Pursuant to Federal Rule of Evidence 201, the Court GRANTS the request for judicial notice filed by David Sambol (ECF No. 77) and both requests for judicial notice filed by Countrywide (ECF Nos. 78–2, 96–2). With respect to Plaintiffs' request for judicial notice (ECF No. 85), the Court DENIES the request for Exhibits 1–9 and 65 because they are public news articles which were not referenced in the SAC. The Court DENIES the request with respect to the documents submitted in an entirely separate litigation, SEC v. Mozilo, No. CV 09–3994–JFW (MANx), 2010 WL 3656068 (C.D.Cal.), which are not referenced in the SAC and are not official court records or orders: Exhibits 11–14, 16–20, 22, 26, 29–33, 35, 37, 43, 48, 50–51, 53–58. The Court GRANTS Plaintiffs' request for judicial notice of the remaining Exhibits. Exhibit 10 is a court order and Exhibits 59–64 are public disclosure documents required to be filed with the SEC. Exhibits 15, 21, 23–25, 27–28, 34, 36, 38–42, 44–45, 47, 49, 52, 60–61 are proper for judicial notice because they are referenced in the SAC and no party doubts their authenticity.

Material Misrepresentations and Omissions. The PSLRA requires that the complaint must explain why the statement is false and misleading and, if alleged on information and belief, the complaint must “state with particularity all facts on which that belief is formed.” 15 U.S.C. § 78u–4(b)(1). Plaintiffs have satisfied this standard. The SAC sets forth in painstaking detail the misrepresentations and omissions upon which Plaintiffs relied and why each statement is false and misleading.

The Court finds no merit in Defendants' arguments to the contrary.

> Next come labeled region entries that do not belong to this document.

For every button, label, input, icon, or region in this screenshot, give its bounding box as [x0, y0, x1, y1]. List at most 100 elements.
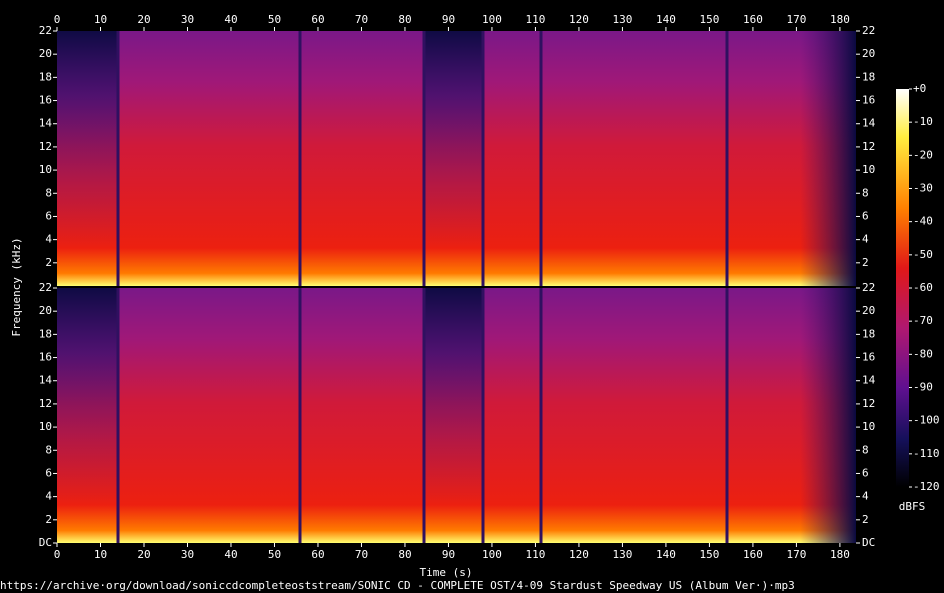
colorbar-tick-label: -50 — [913, 248, 933, 261]
y-tick-label: 4 — [45, 233, 52, 246]
y-tick-label: DC — [39, 536, 52, 549]
y-tick-label: 18 — [39, 70, 52, 83]
colorbar-tick-label: -110 — [913, 447, 940, 460]
gap — [298, 31, 302, 286]
gap — [481, 288, 485, 543]
x-tick-label: 70 — [355, 548, 368, 561]
fade-out — [800, 288, 856, 543]
colorbar-label: dBFS — [899, 500, 926, 513]
x-tick-label: 30 — [181, 13, 194, 26]
y-axis-label: Frequency (kHz) — [10, 237, 23, 336]
y-tick-label: 2 — [862, 256, 869, 269]
x-tick-label: 120 — [569, 13, 589, 26]
y-tick-label: 18 — [39, 327, 52, 340]
colorbar-tick-label: -120 — [913, 480, 940, 493]
y-tick-label: 14 — [39, 117, 53, 130]
colorbar-tick-label: -40 — [913, 215, 933, 228]
x-tick-label: 90 — [442, 548, 455, 561]
y-tick-label: 10 — [862, 163, 875, 176]
x-tick-label: 20 — [137, 548, 150, 561]
gap — [481, 31, 485, 286]
x-tick-label: 160 — [743, 13, 763, 26]
y-tick-label: 18 — [862, 70, 875, 83]
x-tick-label: 110 — [526, 13, 546, 26]
x-tick-label: 10 — [94, 548, 107, 561]
x-tick-label: 20 — [137, 13, 150, 26]
colorbar-tick-label: -80 — [913, 347, 933, 360]
x-tick-label: 180 — [830, 548, 850, 561]
quiet-region — [57, 31, 118, 248]
x-tick-label: 150 — [699, 548, 719, 561]
gap — [116, 31, 120, 286]
x-tick-label: 0 — [54, 548, 61, 561]
colorbar-tick-label: -100 — [913, 414, 940, 427]
y-tick-label: 20 — [862, 47, 875, 60]
y-tick-label: 2 — [862, 513, 869, 526]
colorbar-tick-label: -90 — [913, 381, 933, 394]
y-tick-label: 4 — [45, 490, 52, 503]
x-tick-label: 100 — [482, 13, 502, 26]
y-tick-label: 18 — [862, 327, 875, 340]
y-tick-label: 22 — [862, 281, 875, 294]
x-tick-label: 30 — [181, 548, 194, 561]
x-tick-label: 140 — [656, 13, 676, 26]
gap — [725, 288, 729, 543]
x-tick-label: 80 — [398, 548, 411, 561]
colorbar-tick-label: -70 — [913, 314, 933, 327]
gap — [725, 31, 729, 286]
x-tick-label: 180 — [830, 13, 850, 26]
y-tick-label: 20 — [862, 304, 875, 317]
x-tick-label: 130 — [612, 13, 632, 26]
x-tick-label: 90 — [442, 13, 455, 26]
y-tick-label: 20 — [39, 47, 52, 60]
colorbar — [896, 89, 909, 487]
y-tick-label: 12 — [862, 397, 875, 410]
x-tick-label: 170 — [786, 13, 806, 26]
quiet-region — [424, 31, 483, 248]
y-tick-label: 16 — [39, 94, 52, 107]
x-tick-label: 10 — [94, 13, 107, 26]
x-tick-label: 70 — [355, 13, 368, 26]
x-tick-label: 50 — [268, 13, 281, 26]
x-tick-label: 0 — [54, 13, 61, 26]
x-tick-label: 130 — [612, 548, 632, 561]
y-tick-label: 16 — [862, 94, 875, 107]
y-tick-label: 16 — [862, 351, 875, 364]
y-tick-label: 14 — [862, 117, 876, 130]
x-tick-label: 140 — [656, 548, 676, 561]
y-tick-label: 12 — [39, 140, 52, 153]
x-tick-label: 50 — [268, 548, 281, 561]
gap — [422, 288, 426, 543]
y-tick-label: 2 — [45, 513, 52, 526]
y-tick-label: 10 — [862, 420, 875, 433]
gap — [422, 31, 426, 286]
y-tick-label: 4 — [862, 490, 869, 503]
colorbar-tick-label: +0 — [913, 82, 926, 95]
y-tick-label: 6 — [862, 209, 869, 222]
y-tick-label: 12 — [39, 397, 52, 410]
x-tick-label: 160 — [743, 548, 763, 561]
x-tick-label: 80 — [398, 13, 411, 26]
y-tick-label: 16 — [39, 351, 52, 364]
x-tick-label: 150 — [699, 13, 719, 26]
x-tick-label: 120 — [569, 548, 589, 561]
x-tick-label: 40 — [224, 548, 237, 561]
y-tick-label: 8 — [45, 443, 52, 456]
x-tick-label: 170 — [786, 548, 806, 561]
quiet-region — [57, 288, 118, 505]
y-tick-label: 22 — [39, 281, 52, 294]
colorbar-tick-label: -20 — [913, 148, 933, 161]
y-tick-label: 14 — [39, 374, 53, 387]
y-tick-label: 6 — [45, 209, 52, 222]
y-tick-label: 22 — [862, 24, 875, 37]
colorbar-tick-label: -30 — [913, 182, 933, 195]
y-tick-label: 22 — [39, 24, 52, 37]
gap — [539, 288, 543, 543]
y-tick-label: 20 — [39, 304, 52, 317]
x-tick-label: 40 — [224, 13, 237, 26]
y-tick-label: 6 — [45, 466, 52, 479]
y-tick-label: DC — [862, 536, 875, 549]
y-tick-label: 14 — [862, 374, 876, 387]
x-axis-label: Time (s) — [420, 566, 473, 579]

Defendants' motions to dismiss are denied. In accordance with Federal Rule of Civil Procedure 12(a)(4)(A), Defendants must answer the SAC within fourteen days after they receive notice of this Order. The parties are ORDERED to meet and confer regarding the next appropriate steps in this litigation and file a joint status report and proposed schedule within 21 days of this Order's filing date.


FN1. American Pipe & Construction Co. v. Utah, 414 U.S. 538, 94 S.Ct. 756, 38 L.Ed.2d 713 (1974).